1 From the Department of Physiology, Division of Graduate Medicine, School of Medicine, University of Pennsylvania, Philadelphia.

Dr. Holland's present address is School of Physiology, University of New South Wales, Kensington, New South Wales, Australia

Using a double-beam stopped-flow apparatus estimations were made of the velocity constant for the initial uptake of oxygen by fully reduced erythrocytes (k'c). Mammalian cells were studied with volumes varying from 20 µ3 (goat) to 90 µ3 (man), as were bullfrog cells (680 µ3). Measurements were made under physiological conditions of pH, PCO2, and temperature. In man k'c was 80 mM-1 sec-1 and in other species smaller cells generally had a greater value for k'c than did the larger cells.
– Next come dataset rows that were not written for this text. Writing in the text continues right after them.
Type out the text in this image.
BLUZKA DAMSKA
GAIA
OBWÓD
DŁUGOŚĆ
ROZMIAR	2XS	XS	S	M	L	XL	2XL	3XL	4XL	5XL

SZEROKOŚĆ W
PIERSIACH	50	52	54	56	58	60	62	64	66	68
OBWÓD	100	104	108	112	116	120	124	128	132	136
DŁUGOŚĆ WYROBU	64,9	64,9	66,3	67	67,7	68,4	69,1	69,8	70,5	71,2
In the goat it was 1.8 times as great as the human value; in the bullfrog it was only one-fifth as great. These differences could not be accounted for by interspecific differences in hemoglobin kinetics. The differences probably represent a true effect of size conferring some biological advantage on the species with the smaller cells. The cell membrane offered resistance to oxygen passage. Using the usual red cell model of an infinite sheet of reduced hemoglobin, membrane permeability appeared to differ among mammals. If, as is likely, the effective cell halfthickness differs among mammals, actual membrane permeability differences may be less. A method for measurement of oxygen saturation of dilute cell suspensions is also described.